This is not obvious to me! For example, if you locked me in a room with no information inputs, over time I may still become more intelligent by your measures. Through play and reflection I can prune, reconcile and generate. I need compute to do this, but not necessarily more knowledge.
Again, this isn't how distillation work. Your task as the distillation model is to copy mistakes, and you will be penalized by pruning reconciling and generating.
"Play and reflection" is something else, which isn't distillation.

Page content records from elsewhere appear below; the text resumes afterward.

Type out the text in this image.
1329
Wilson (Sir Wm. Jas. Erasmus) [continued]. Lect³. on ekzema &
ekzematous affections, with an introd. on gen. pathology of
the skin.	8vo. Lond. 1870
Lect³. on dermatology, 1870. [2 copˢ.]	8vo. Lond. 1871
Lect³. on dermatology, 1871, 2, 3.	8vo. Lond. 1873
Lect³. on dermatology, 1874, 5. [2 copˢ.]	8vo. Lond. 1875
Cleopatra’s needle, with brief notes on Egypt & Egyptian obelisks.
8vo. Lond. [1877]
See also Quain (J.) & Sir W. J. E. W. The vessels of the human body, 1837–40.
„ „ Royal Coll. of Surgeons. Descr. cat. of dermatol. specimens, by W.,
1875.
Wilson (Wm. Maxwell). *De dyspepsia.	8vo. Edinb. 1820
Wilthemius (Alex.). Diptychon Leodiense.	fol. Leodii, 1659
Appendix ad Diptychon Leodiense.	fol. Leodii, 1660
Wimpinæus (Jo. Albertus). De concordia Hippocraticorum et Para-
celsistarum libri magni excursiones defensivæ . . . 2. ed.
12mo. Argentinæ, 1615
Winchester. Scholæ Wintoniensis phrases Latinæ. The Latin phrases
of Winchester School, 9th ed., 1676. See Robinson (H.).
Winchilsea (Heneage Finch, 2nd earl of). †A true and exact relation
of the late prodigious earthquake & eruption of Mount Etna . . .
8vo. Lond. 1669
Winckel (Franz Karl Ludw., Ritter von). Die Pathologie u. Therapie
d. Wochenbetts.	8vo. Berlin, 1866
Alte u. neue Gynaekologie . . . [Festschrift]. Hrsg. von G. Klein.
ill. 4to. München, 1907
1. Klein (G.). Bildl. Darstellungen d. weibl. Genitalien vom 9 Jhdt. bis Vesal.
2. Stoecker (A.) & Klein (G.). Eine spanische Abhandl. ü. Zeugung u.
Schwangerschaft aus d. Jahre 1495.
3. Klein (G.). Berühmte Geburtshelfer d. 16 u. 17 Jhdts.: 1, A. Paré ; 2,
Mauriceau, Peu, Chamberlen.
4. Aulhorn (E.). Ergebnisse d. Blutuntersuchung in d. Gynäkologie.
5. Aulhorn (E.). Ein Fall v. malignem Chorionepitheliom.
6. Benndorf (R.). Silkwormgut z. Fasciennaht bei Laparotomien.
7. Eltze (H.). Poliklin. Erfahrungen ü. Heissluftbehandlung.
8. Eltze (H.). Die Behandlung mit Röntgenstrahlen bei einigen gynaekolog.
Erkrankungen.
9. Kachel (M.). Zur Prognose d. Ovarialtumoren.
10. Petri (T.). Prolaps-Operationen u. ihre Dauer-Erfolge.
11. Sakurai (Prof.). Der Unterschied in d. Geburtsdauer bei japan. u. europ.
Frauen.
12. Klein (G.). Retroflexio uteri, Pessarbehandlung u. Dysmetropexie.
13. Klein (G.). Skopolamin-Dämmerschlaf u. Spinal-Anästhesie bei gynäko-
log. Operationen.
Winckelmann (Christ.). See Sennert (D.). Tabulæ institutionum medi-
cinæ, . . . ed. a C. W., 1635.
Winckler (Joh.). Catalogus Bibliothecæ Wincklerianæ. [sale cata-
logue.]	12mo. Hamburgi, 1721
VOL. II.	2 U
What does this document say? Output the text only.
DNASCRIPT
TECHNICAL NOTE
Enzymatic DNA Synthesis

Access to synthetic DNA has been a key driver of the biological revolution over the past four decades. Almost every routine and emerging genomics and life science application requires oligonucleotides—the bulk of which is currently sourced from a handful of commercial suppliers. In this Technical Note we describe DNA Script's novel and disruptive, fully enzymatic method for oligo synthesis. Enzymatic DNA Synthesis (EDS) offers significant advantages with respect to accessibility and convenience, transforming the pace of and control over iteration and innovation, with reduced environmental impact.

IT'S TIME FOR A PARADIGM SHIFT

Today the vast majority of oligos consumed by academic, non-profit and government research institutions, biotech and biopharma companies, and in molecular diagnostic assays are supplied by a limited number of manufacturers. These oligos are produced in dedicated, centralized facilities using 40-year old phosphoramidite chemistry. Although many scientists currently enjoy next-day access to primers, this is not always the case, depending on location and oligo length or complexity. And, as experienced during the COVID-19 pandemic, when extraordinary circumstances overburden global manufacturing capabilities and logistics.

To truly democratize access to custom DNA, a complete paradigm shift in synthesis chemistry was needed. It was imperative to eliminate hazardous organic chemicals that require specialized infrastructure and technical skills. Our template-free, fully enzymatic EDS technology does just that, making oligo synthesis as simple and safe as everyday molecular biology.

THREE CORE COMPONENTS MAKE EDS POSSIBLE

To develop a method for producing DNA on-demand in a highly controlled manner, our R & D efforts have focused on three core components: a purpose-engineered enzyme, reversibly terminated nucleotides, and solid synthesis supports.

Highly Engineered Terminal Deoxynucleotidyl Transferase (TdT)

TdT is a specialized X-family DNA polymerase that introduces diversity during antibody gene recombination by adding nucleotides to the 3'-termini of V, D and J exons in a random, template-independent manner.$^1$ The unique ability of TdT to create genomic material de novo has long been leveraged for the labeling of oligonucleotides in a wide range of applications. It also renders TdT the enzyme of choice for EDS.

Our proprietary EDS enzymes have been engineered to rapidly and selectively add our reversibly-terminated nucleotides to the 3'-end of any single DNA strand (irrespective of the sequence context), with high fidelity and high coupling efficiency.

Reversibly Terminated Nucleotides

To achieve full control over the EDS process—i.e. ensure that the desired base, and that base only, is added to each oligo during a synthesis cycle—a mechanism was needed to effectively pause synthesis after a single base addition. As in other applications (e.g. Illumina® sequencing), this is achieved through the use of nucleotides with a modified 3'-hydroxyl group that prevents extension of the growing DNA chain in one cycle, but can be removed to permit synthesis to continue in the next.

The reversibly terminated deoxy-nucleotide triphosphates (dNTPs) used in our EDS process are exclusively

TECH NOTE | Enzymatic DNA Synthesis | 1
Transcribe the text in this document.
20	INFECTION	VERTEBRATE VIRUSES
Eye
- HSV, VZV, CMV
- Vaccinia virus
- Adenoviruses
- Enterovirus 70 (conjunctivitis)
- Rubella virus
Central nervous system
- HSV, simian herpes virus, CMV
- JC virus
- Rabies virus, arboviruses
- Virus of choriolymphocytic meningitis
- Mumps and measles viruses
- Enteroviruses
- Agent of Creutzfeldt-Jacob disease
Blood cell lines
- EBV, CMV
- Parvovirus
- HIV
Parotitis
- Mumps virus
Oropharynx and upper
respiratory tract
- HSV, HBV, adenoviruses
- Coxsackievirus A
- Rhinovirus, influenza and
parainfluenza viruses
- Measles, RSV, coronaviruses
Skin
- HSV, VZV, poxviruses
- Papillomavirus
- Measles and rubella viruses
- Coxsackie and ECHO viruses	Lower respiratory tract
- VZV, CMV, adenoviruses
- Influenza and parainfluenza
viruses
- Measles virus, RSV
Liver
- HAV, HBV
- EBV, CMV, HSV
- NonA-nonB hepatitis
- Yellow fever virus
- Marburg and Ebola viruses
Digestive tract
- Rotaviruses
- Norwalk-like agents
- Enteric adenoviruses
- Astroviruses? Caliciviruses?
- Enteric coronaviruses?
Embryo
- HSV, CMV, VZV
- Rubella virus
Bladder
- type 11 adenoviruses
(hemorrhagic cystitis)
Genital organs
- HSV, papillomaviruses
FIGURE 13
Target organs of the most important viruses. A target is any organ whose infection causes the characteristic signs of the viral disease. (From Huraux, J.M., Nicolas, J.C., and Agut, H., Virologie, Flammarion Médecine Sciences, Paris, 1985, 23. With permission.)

The initial claim was that distillation can never be used to create a model B that's smarter than model A, because B only has access to A's knowledge. The argument you're responding to was that play and reflection can result in improvements without any additional knowledge, so it is possible for distillation to work as a starting point to create a model B that is smarter than model A, with no new data except model A's outputs and then model B's outputs. This refutes the initial claim. It is not important for distillation alone to be enough, if it can be made to be enough with a few extra steps afterward.
You’ve subtly confused “less accurate” and “smarter” in your argument. In other words you’ve replaced the benchmark of representing the base data with the benchmark of reasoning score.
Then, you’ve asserted that was the original claim.
Sneaky! But that’s how “arguments” on HN are “won”.
No, I didn't confuse the two. There is not a formal definition of "smart", but if you're claiming that factual accuracy is unrelated to it, I can't imagine that that's in good faith.